На нашем сайте KnigaRead.com Вы можете абсолютно бесплатно читать книгу онлайн Николай Нароков, "Мнимые величины" бесплатно, без регистрации.
Перейти на страницу:

— Так ведь это же только три дня тому назад! Какая же такая прошлая неделя? Сегодня ведь только двадцать второе, понимаете? — подчеркивая каждое слово, с настойчивой убедительностью сказал Кораблев, слегка взмахивая руками. — Что ж вы думаете? Неужели за три дня можно и следствие окончить, и обвинение оформить, и приговор вынести? Чушь! Такого быть не может! Ведь это они просто-напросто вас разыгрывают, напугать и подавить хотят… Не поддавайтесь! Чушь! Чушь и ерунда, головой ручаюсь!

— А более ценного ручательства у вас нет? — фыркнул Зворыкин. — Нашли чем ручаться!

— Эк! — досадливо отмахнулся Кораблев. — Вы, вместо того чтобы… чтобы… Что за юмор висельника такой, не понимаю! Вы лучше поддержали бы человека, разъяснили бы ему… Здесь ведь как? — повернулся он к Григорию Михайловичу и заговорил тоном учителя, терпеливо объясняющего ученику несложную теорему. Порядок ведь здесь такой…

Он начал очень обстоятельно, толково и старательно разъяснять Григорию Михайловичу «порядок». Григорий Михайлович со страшным напряжением слушал его и чувствовал, как его успокаивает тон Кораблева, его напористая убедительность, настойчивая и укладистая вразумительность.

— Да, да! — повторял он. — Да! Вы думаете, что это ерунда? И в той камере мне то же говорили, но…

— Даже и «но» не может быть! Никакого «но» не может быть! — еще убедительнее подхватил Кораблев. — Ведь это же яснее, чем дважды два: следственный прием, безбожный трюк, психологический Жоркин ящик!.. Слыхали о таком аппарате? Нет, уж вы не поддавайтесь! — мягко, почти нежно попросил Кораблев и прикоснулся концами пальцев к локтям Григория Михайловича, как будто обнимая его. — Очень, очень прошу вас: будьте спокойны и уверенны! — как о личном большом одолжении, просил он.

Григорий Михайлович облегченно задвигался на месте, даже заулыбался и стал говорить, что он и сам «вот точно так же» думает и что он «психологически крепок». Кораблев слушал, поддакивал каждому слову и время от времени оглядывался на остальных, словно приглашая их поддержать его.

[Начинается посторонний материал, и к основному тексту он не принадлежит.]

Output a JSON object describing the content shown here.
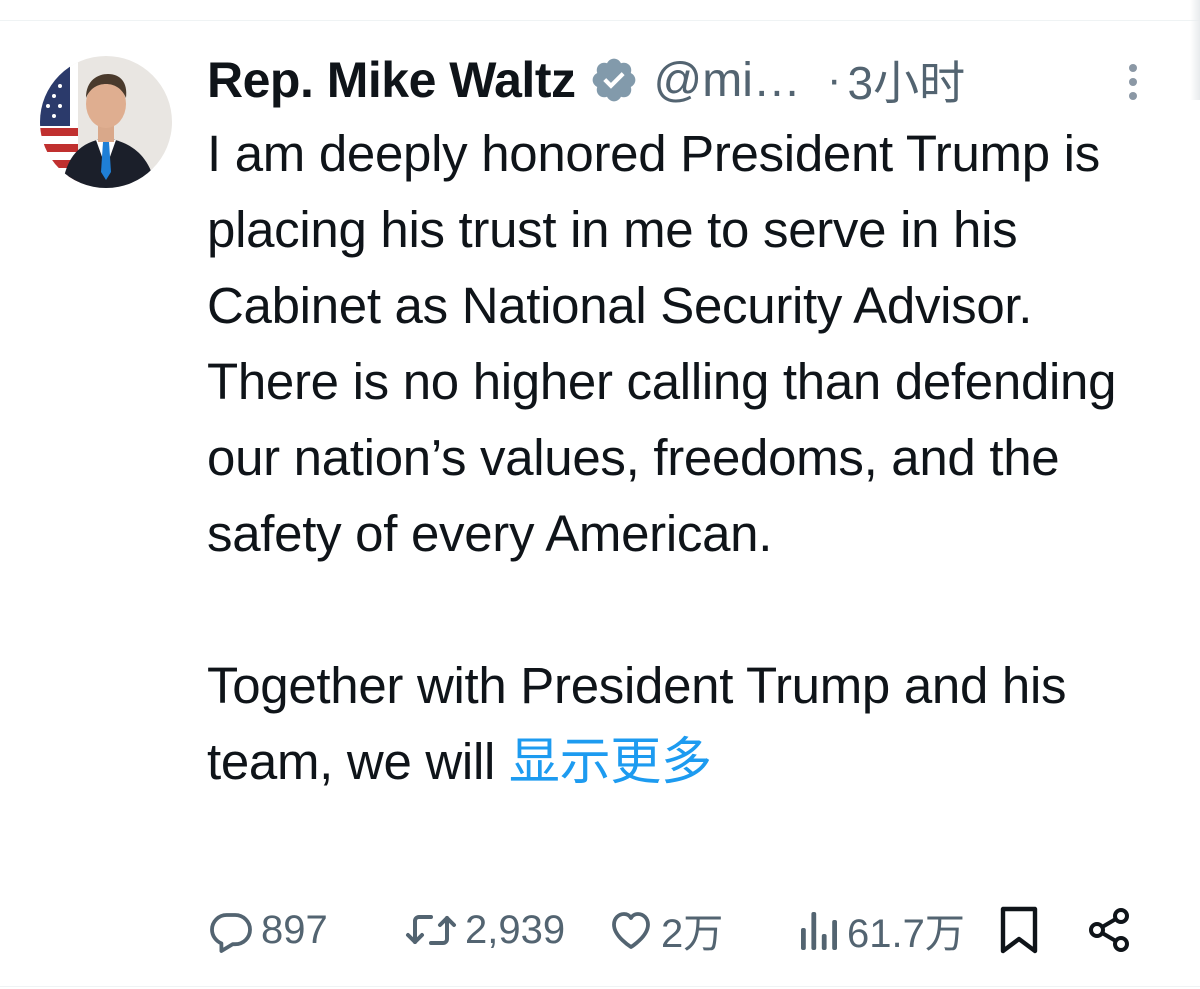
{
  "tweet": {
    "author_name": "Rep. Mike Waltz",
    "handle": "@mi…",
    "separator": "·",
    "time": "3小时",
    "paragraphs": [
      "I am deeply honored President Trump is placing his trust in me to serve in his Cabinet as National Security Advisor. There is no higher calling than defending our nation’s values, freedoms, and the safety of every American.",
      "Together with President Trump and his team, we will "
    ],
    "show_more_label": "显示更多"
  },
  "actions": {
    "replies": "897",
    "reposts": "2,939",
    "likes": "2万",
    "views": "61.7万"
  },
  "icons": {
    "verified": "verified-badge-icon",
    "more": "more-vertical-icon",
    "reply": "reply-icon",
    "repost": "repost-icon",
    "like": "heart-icon",
    "views": "views-icon",
    "bookmark": "bookmark-icon",
    "share": "share-icon"
  },
  "colors": {
    "text": "#0f1419",
    "secondary": "#536471",
    "link": "#1d9bf0",
    "divider": "#eff3f4",
    "verified_badge": "#829aab"
  }
}
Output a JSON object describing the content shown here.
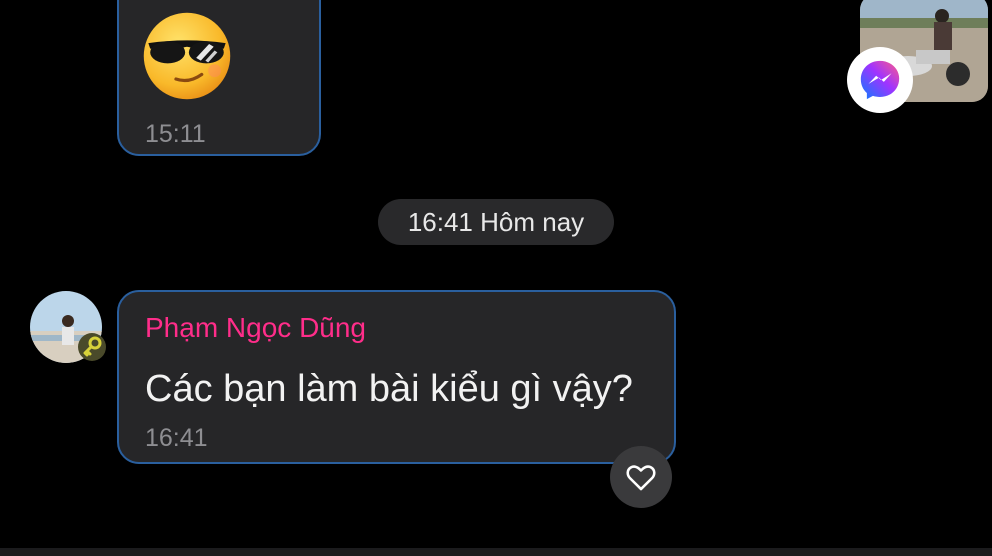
{
  "messages": [
    {
      "type": "emoji",
      "emoji_icon": "smiling-face-with-sunglasses",
      "time": "15:11"
    },
    {
      "type": "text",
      "sender": "Phạm Ngọc Dũng",
      "text": "Các bạn làm bài kiểu gì vậy?",
      "time": "16:41",
      "reaction_icon": "heart-outline"
    }
  ],
  "date_separator": "16:41 Hôm nay",
  "overlay": {
    "app_icon": "messenger-icon"
  },
  "colors": {
    "background": "#000000",
    "bubble": "#262628",
    "bubble_border": "#2a5f9e",
    "sender_name": "#ff2d8a",
    "timestamp": "#8e8e92"
  }
}
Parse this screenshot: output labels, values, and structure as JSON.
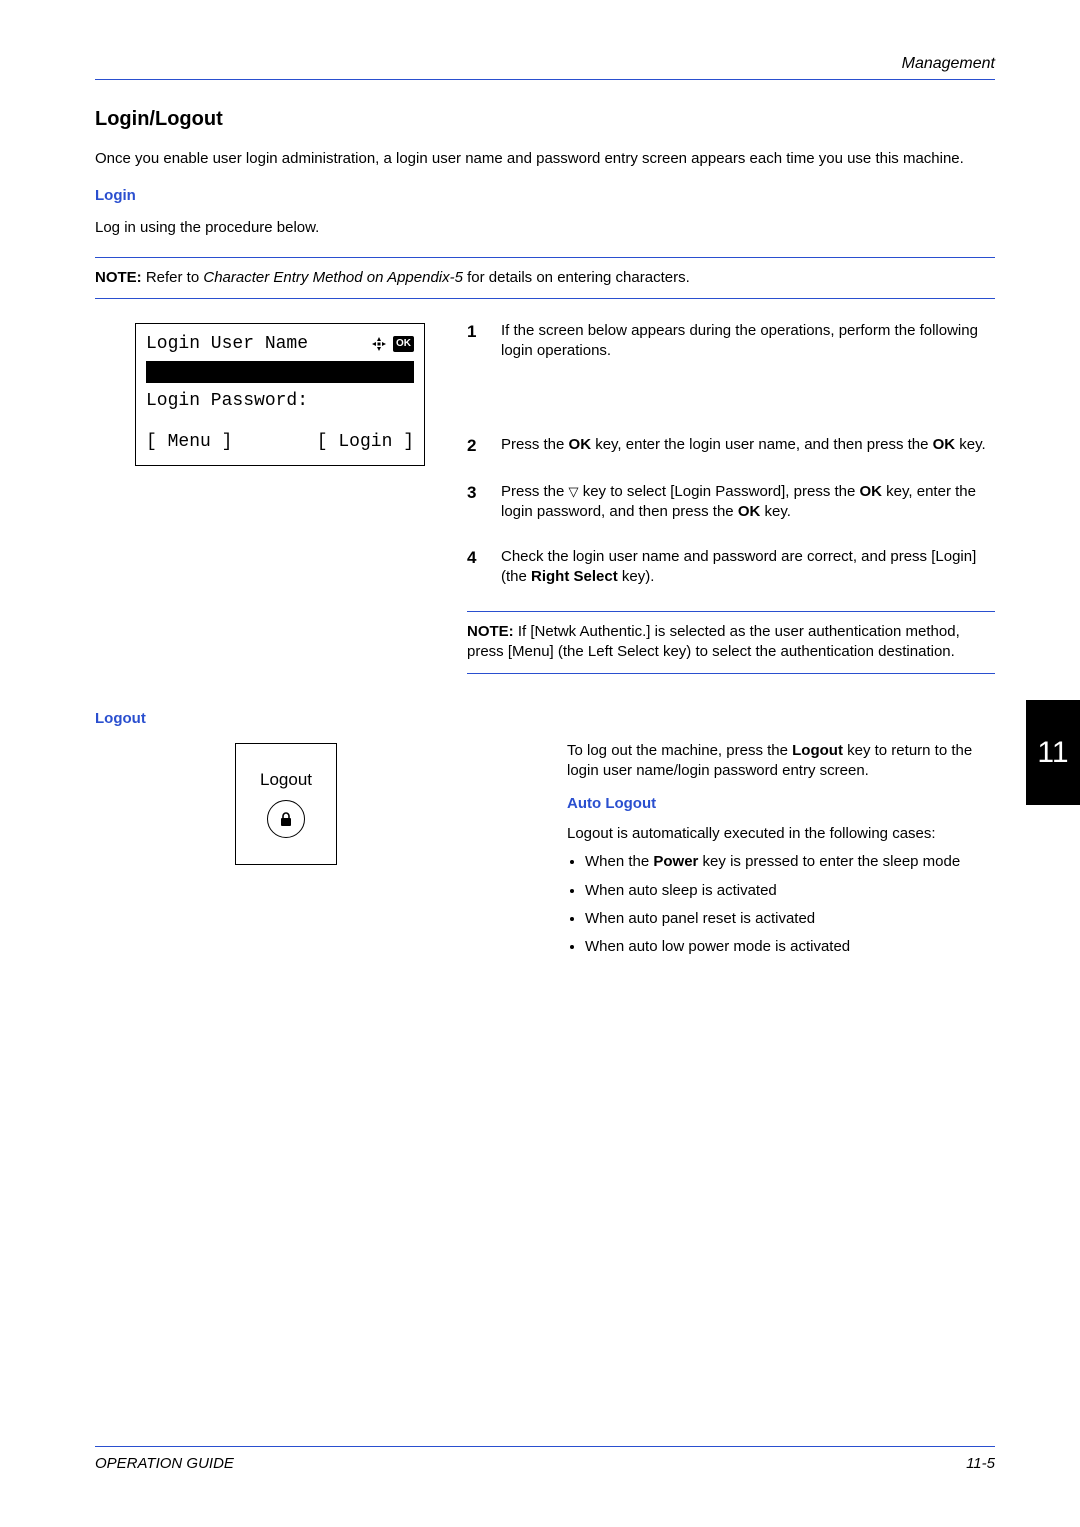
{
  "header": {
    "section": "Management"
  },
  "title": "Login/Logout",
  "intro": "Once you enable user login administration, a login user name and password entry screen appears each time you use this machine.",
  "login": {
    "heading": "Login",
    "lead": "Log in using the procedure below.",
    "note_label": "NOTE:",
    "note_pre": " Refer to ",
    "note_ital": "Character Entry Method on Appendix-5",
    "note_post": " for details on entering characters."
  },
  "lcd": {
    "line1": "Login User Name",
    "line2": "Login Password:",
    "menu": "[ Menu  ]",
    "login": "[ Login  ]",
    "ok": "OK"
  },
  "steps": {
    "s1": {
      "n": "1",
      "text": "If the screen below appears during the operations, perform the following login operations."
    },
    "s2": {
      "n": "2",
      "pre": "Press the ",
      "ok1": "OK",
      "mid": " key, enter the login user name, and then press the ",
      "ok2": "OK",
      "post": " key."
    },
    "s3": {
      "n": "3",
      "pre": "Press the ",
      "tri": "▽",
      "mid1": " key to select [Login Password], press the ",
      "ok1": "OK",
      "mid2": " key, enter the login password, and then press the ",
      "ok2": "OK",
      "post": " key."
    },
    "s4": {
      "n": "4",
      "pre": "Check the login user name and password are correct, and press [Login] (the ",
      "bold": "Right Select",
      "post": " key)."
    }
  },
  "inner_note": {
    "label": "NOTE:",
    "pre": " If [Netwk Authentic.] is selected as the user authentication method, press [Menu] (the ",
    "bold": "Left Select",
    "post": " key) to select the authentication destination."
  },
  "logout": {
    "heading": "Logout",
    "key_label": "Logout",
    "text_pre": "To log out the machine, press the ",
    "text_bold": "Logout",
    "text_post": " key to return to the login user name/login password entry screen.",
    "auto_heading": "Auto Logout",
    "auto_lead": "Logout is automatically executed in the following cases:",
    "bullets": {
      "b1_pre": "When the ",
      "b1_bold": "Power",
      "b1_post": " key is pressed to enter the sleep mode",
      "b2": "When auto sleep is activated",
      "b3": "When auto panel reset is activated",
      "b4": "When auto low power mode is activated"
    }
  },
  "chapter": "11",
  "footer": {
    "left": "OPERATION GUIDE",
    "right": "11-5"
  }
}
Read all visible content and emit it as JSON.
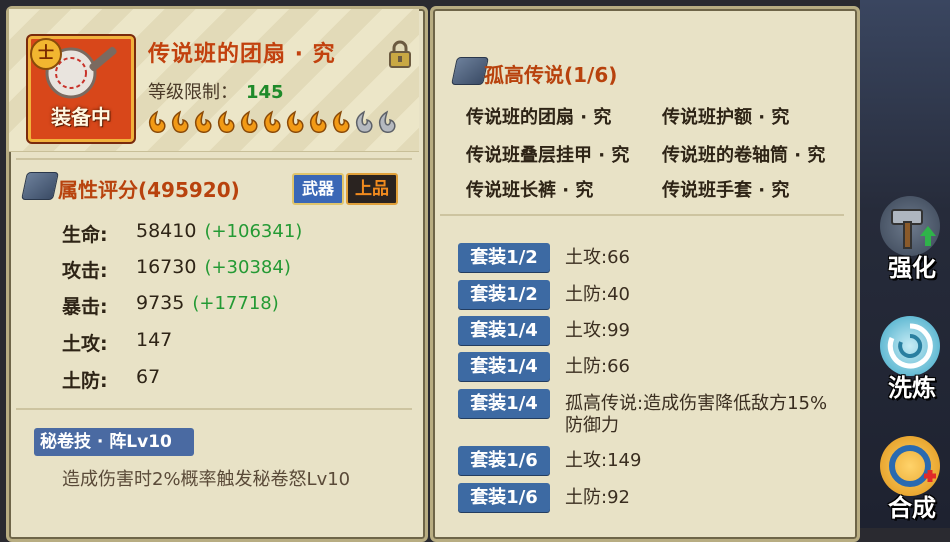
{
  "item": {
    "title": "传说班的团扇 · 究",
    "level_label": "等级限制：",
    "level_value": "145",
    "equip_badge": "装备中",
    "rank_badge": "士",
    "stars_filled": 9,
    "stars_total": 11
  },
  "score": {
    "title": "属性评分(495920)",
    "tag_type": "武器",
    "tag_quality": "上品"
  },
  "stats": [
    {
      "label": "生命:",
      "value": "58410",
      "bonus": "(+106341)"
    },
    {
      "label": "攻击:",
      "value": "16730",
      "bonus": "(+30384)"
    },
    {
      "label": "暴击:",
      "value": "9735",
      "bonus": "(+17718)"
    },
    {
      "label": "土攻:",
      "value": "147",
      "bonus": ""
    },
    {
      "label": "土防:",
      "value": "67",
      "bonus": ""
    }
  ],
  "skill": {
    "title": "秘卷技 · 阵Lv10",
    "desc": "造成伤害时2%概率触发秘卷怒Lv10"
  },
  "set": {
    "title": "孤高传说(1/6)",
    "pieces": [
      "传说班的团扇 · 究",
      "传说班护额 · 究",
      "传说班叠层挂甲 · 究",
      "传说班的卷轴筒 · 究",
      "传说班长裤 · 究",
      "传说班手套 · 究"
    ],
    "bonuses": [
      {
        "tag": "套装1/2",
        "text": "土攻:66"
      },
      {
        "tag": "套装1/2",
        "text": "土防:40"
      },
      {
        "tag": "套装1/4",
        "text": "土攻:99"
      },
      {
        "tag": "套装1/4",
        "text": "土防:66"
      },
      {
        "tag": "套装1/4",
        "text": "孤高传说:造成伤害降低敌方15%防御力"
      },
      {
        "tag": "套装1/6",
        "text": "土攻:149"
      },
      {
        "tag": "套装1/6",
        "text": "土防:92"
      }
    ]
  },
  "side_buttons": [
    {
      "label": "强化",
      "icon": "hammer-icon"
    },
    {
      "label": "洗炼",
      "icon": "swirl-icon"
    },
    {
      "label": "合成",
      "icon": "merge-icon"
    }
  ],
  "colors": {
    "panel_bg": "#e8e2c6",
    "title_orange": "#c2410e",
    "bonus_green": "#249a34",
    "tag_blue": "#3d6aa3"
  }
}
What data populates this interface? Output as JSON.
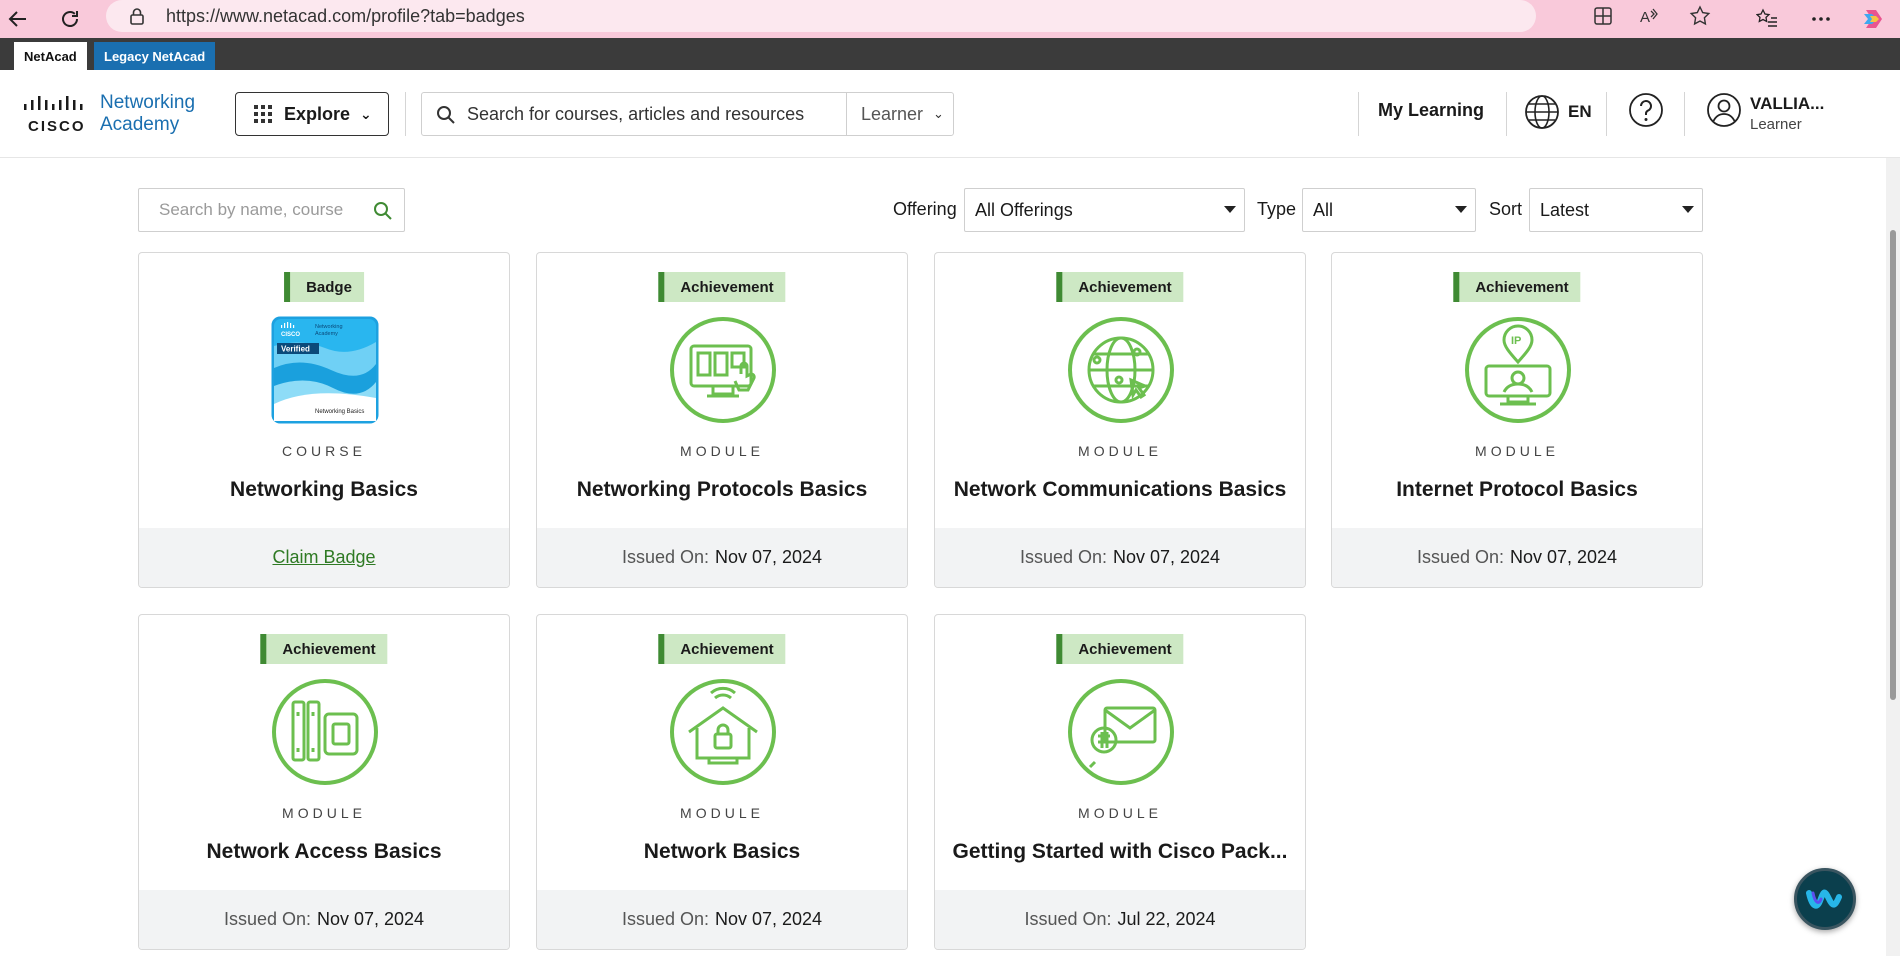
{
  "browser": {
    "url": "https://www.netacad.com/profile?tab=badges"
  },
  "env_tabs": {
    "netacad": "NetAcad",
    "legacy": "Legacy NetAcad"
  },
  "header": {
    "logo_brand": "CISCO",
    "logo_product_line1": "Networking",
    "logo_product_line2": "Academy",
    "explore_label": "Explore",
    "search_placeholder": "Search for courses, articles and resources",
    "role_label": "Learner",
    "my_learning": "My Learning",
    "language": "EN",
    "user_name": "VALLIA...",
    "user_role": "Learner"
  },
  "filters": {
    "search_placeholder": "Search by name, course",
    "offering_label": "Offering",
    "offering_value": "All Offerings",
    "type_label": "Type",
    "type_value": "All",
    "sort_label": "Sort",
    "sort_value": "Latest"
  },
  "cards": [
    {
      "tag": "Badge",
      "kind": "COURSE",
      "title": "Networking Basics",
      "action": "Claim Badge",
      "icon": "course-badge-image",
      "badge_text_verified": "Verified",
      "badge_text_name": "Networking Basics"
    },
    {
      "tag": "Achievement",
      "kind": "MODULE",
      "title": "Networking Protocols Basics",
      "issued_label": "Issued On:",
      "issued_date": "Nov 07, 2024",
      "icon": "monitor-touch-icon"
    },
    {
      "tag": "Achievement",
      "kind": "MODULE",
      "title": "Network Communications Basics",
      "issued_label": "Issued On:",
      "issued_date": "Nov 07, 2024",
      "icon": "globe-network-icon"
    },
    {
      "tag": "Achievement",
      "kind": "MODULE",
      "title": "Internet Protocol Basics",
      "issued_label": "Issued On:",
      "issued_date": "Nov 07, 2024",
      "icon": "ip-monitor-icon"
    },
    {
      "tag": "Achievement",
      "kind": "MODULE",
      "title": "Network Access Basics",
      "issued_label": "Issued On:",
      "issued_date": "Nov 07, 2024",
      "icon": "server-rack-icon"
    },
    {
      "tag": "Achievement",
      "kind": "MODULE",
      "title": "Network Basics",
      "issued_label": "Issued On:",
      "issued_date": "Nov 07, 2024",
      "icon": "smart-home-lock-icon"
    },
    {
      "tag": "Achievement",
      "kind": "MODULE",
      "title": "Getting Started with Cisco Pack...",
      "issued_label": "Issued On:",
      "issued_date": "Jul 22, 2024",
      "icon": "envelope-search-icon"
    }
  ],
  "colors": {
    "accent_green": "#3f8a33",
    "tag_bg": "#cde8c4",
    "emblem_green": "#6cbf4f",
    "brand_blue": "#1a6fb0",
    "browser_bar": "#f9c9da"
  }
}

Но все разбрелись по своим местам. Ведь даже здесь, в камере смертников, каждый создавал «свое место» и именно на этом «своем месте» чувствовал себя не то чтобы «дома», но все же близко к этому «дома», «у себя». Кораблев, видя, что его слова немного успокоили Григория Михайловича, тоже отошел к своему месту и сел там. Все молчали, углубленные в себя, ищущие в себе сил и помощи. Если же кто-нибудь начинал говорить или спрашивать, то ему отвечали односложно, коротко.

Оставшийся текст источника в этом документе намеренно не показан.